= Democracy Rising =

American organization founded in 2001

Democracy Rising was an American organization founded in 2001 to oppose corporate corruption. It later became an organization opposed to the military actions of the United States against Iraq and, after the Iraq War, to promote an exit strategy to end the occupation of Iraq.

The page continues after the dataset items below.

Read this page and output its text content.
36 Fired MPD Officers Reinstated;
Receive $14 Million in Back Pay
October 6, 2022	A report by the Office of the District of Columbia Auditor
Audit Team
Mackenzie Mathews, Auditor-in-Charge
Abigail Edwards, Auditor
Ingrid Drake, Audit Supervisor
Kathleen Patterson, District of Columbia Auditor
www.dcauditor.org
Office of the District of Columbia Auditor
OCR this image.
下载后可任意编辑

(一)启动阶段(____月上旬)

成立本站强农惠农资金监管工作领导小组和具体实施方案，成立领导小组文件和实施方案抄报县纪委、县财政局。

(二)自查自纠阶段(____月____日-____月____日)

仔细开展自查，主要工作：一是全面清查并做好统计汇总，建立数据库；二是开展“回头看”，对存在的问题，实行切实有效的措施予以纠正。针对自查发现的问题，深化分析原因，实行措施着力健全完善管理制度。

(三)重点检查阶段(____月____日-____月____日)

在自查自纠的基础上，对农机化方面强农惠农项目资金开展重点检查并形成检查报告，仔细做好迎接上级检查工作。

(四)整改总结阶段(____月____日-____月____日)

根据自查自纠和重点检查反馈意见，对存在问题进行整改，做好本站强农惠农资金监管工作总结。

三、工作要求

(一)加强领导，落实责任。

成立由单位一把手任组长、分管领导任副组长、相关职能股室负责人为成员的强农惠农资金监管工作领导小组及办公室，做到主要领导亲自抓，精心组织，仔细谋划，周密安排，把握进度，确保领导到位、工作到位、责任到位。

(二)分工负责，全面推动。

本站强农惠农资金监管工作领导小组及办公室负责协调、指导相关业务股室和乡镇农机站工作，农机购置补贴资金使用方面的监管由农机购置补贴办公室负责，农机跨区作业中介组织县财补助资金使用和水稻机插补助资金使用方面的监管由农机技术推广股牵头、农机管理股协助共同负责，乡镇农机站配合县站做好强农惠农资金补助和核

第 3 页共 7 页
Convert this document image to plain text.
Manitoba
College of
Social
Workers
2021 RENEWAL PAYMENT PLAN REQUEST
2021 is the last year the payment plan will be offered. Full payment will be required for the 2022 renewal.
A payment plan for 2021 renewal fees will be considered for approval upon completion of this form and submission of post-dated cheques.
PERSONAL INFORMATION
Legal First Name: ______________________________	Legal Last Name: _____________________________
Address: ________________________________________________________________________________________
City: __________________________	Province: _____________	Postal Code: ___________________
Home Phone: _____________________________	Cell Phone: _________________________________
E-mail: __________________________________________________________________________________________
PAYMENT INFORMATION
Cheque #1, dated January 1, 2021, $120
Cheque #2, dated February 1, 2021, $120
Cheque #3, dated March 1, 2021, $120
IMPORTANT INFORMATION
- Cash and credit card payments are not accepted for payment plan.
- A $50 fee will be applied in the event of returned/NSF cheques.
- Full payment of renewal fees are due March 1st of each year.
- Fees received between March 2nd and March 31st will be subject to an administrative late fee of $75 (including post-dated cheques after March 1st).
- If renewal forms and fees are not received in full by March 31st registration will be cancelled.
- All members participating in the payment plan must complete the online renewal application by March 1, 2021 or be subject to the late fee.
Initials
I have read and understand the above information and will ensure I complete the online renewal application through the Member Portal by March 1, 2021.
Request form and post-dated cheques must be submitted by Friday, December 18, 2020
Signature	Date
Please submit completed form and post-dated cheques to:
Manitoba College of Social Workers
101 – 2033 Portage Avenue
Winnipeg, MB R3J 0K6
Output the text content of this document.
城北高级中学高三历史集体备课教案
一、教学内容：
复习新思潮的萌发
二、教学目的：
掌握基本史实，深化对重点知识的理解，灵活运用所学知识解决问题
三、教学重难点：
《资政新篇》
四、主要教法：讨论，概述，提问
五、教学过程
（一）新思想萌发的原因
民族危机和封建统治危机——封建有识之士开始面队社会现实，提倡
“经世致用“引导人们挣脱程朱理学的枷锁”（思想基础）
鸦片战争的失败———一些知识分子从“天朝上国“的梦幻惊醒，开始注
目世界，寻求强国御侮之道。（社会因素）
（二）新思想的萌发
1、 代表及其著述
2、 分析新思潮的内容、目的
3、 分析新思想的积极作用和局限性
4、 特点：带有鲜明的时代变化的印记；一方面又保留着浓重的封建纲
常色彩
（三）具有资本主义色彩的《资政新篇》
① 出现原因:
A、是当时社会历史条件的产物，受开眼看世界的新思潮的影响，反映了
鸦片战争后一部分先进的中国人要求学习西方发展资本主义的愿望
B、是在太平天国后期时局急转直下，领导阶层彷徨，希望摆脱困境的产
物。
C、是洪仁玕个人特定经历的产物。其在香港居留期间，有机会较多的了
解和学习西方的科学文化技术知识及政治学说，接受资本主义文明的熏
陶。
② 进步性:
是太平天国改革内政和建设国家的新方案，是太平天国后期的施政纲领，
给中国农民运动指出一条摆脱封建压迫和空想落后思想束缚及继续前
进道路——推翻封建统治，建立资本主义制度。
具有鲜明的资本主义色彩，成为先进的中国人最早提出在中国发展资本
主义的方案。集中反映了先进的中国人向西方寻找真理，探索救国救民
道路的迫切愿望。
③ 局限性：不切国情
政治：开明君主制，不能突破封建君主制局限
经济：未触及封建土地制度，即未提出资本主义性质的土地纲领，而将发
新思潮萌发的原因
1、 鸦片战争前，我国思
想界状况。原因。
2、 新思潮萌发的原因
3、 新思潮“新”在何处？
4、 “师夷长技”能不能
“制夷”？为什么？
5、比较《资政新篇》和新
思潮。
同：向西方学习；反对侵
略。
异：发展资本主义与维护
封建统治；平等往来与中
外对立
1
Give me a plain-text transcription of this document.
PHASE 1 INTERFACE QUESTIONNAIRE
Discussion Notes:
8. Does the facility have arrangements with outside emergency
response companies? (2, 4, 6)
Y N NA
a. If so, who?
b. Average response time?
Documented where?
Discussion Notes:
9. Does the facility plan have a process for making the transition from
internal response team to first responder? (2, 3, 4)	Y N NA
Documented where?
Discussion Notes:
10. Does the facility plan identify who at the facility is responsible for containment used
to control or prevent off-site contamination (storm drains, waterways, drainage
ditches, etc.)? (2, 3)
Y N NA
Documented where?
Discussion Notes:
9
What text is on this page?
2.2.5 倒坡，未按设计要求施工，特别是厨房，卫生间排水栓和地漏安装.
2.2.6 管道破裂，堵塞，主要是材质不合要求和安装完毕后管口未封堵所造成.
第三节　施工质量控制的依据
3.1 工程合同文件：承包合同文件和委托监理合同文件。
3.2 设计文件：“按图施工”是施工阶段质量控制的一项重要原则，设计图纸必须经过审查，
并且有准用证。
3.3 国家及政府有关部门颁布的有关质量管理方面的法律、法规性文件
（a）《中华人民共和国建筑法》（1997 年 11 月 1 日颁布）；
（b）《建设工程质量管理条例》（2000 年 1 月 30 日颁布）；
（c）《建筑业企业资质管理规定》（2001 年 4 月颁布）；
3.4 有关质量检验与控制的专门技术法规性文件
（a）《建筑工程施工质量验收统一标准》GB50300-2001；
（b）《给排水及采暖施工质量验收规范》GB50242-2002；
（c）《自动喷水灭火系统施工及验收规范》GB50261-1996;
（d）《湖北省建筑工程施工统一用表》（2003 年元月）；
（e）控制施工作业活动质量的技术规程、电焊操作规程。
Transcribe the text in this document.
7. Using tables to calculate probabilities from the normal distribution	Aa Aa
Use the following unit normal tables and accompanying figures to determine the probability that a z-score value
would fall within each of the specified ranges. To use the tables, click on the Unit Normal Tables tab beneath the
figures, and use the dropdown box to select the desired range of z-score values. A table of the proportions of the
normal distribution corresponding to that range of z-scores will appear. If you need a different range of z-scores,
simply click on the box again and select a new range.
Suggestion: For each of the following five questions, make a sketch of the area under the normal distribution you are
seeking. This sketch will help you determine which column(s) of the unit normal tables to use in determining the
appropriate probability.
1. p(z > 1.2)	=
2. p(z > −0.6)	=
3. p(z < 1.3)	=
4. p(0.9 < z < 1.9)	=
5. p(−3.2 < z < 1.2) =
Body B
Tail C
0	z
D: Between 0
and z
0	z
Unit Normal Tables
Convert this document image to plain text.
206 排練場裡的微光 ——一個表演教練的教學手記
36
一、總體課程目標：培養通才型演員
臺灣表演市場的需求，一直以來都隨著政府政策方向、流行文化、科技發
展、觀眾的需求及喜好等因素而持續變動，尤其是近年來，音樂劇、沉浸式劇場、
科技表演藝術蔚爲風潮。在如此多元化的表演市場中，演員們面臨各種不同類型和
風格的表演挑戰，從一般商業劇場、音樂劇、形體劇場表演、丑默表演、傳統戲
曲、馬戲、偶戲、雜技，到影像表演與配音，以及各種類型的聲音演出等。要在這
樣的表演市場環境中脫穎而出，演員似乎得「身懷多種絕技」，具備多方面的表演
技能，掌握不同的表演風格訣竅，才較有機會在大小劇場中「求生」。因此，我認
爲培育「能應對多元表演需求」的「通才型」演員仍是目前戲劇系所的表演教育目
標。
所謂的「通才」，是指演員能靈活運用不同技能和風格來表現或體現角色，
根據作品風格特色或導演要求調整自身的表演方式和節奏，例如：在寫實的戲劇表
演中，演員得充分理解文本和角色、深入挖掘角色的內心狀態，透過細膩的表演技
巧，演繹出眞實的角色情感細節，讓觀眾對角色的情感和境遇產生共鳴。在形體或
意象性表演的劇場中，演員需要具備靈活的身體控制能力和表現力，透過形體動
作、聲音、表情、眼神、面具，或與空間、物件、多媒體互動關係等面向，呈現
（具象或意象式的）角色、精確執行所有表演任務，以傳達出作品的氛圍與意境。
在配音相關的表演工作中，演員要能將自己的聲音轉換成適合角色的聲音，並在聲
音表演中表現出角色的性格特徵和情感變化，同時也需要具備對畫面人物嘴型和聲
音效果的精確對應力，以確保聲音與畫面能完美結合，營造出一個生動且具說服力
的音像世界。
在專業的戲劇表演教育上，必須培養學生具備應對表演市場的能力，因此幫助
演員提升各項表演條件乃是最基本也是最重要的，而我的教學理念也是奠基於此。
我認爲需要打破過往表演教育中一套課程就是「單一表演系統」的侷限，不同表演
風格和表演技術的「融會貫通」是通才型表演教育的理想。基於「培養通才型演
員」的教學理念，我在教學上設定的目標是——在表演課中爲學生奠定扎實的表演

It began with three volunteers, Jason Kafoury (National Coordinator), Matthew Zawisky (National Organizer), and Richard Martin (National Operations Manager and Web Administrator). It collaboratively organized stadium and smaller sized manifestations called "Super Rallies" across the Eastern United States (Tampa, Florida, Wall Street, New York, Buffalo, New York, Trenton, New Jersey, and others) under the umbrella of a 501 (c)(4) non-profit organization (US Federal EIN # 54-2043043) that had been founded by Ralph Nader. It focused on corporate corruption during the run up and aftershock of the Enron debacle, and eventually merged into an anti-war group led by Kevin Zeese following the 2004 elections. At that time, it changed its website domain from a "democracyrising.org" to "democracyrising.us".

It was then that it became a member of United for Peace and Justice. Its web site hosted Ralph Nader's interactive blog and one by Kevin Zeese, director of the organization and a 2006 U.S. Senate candidate in Maryland. The organization folded in late 2007.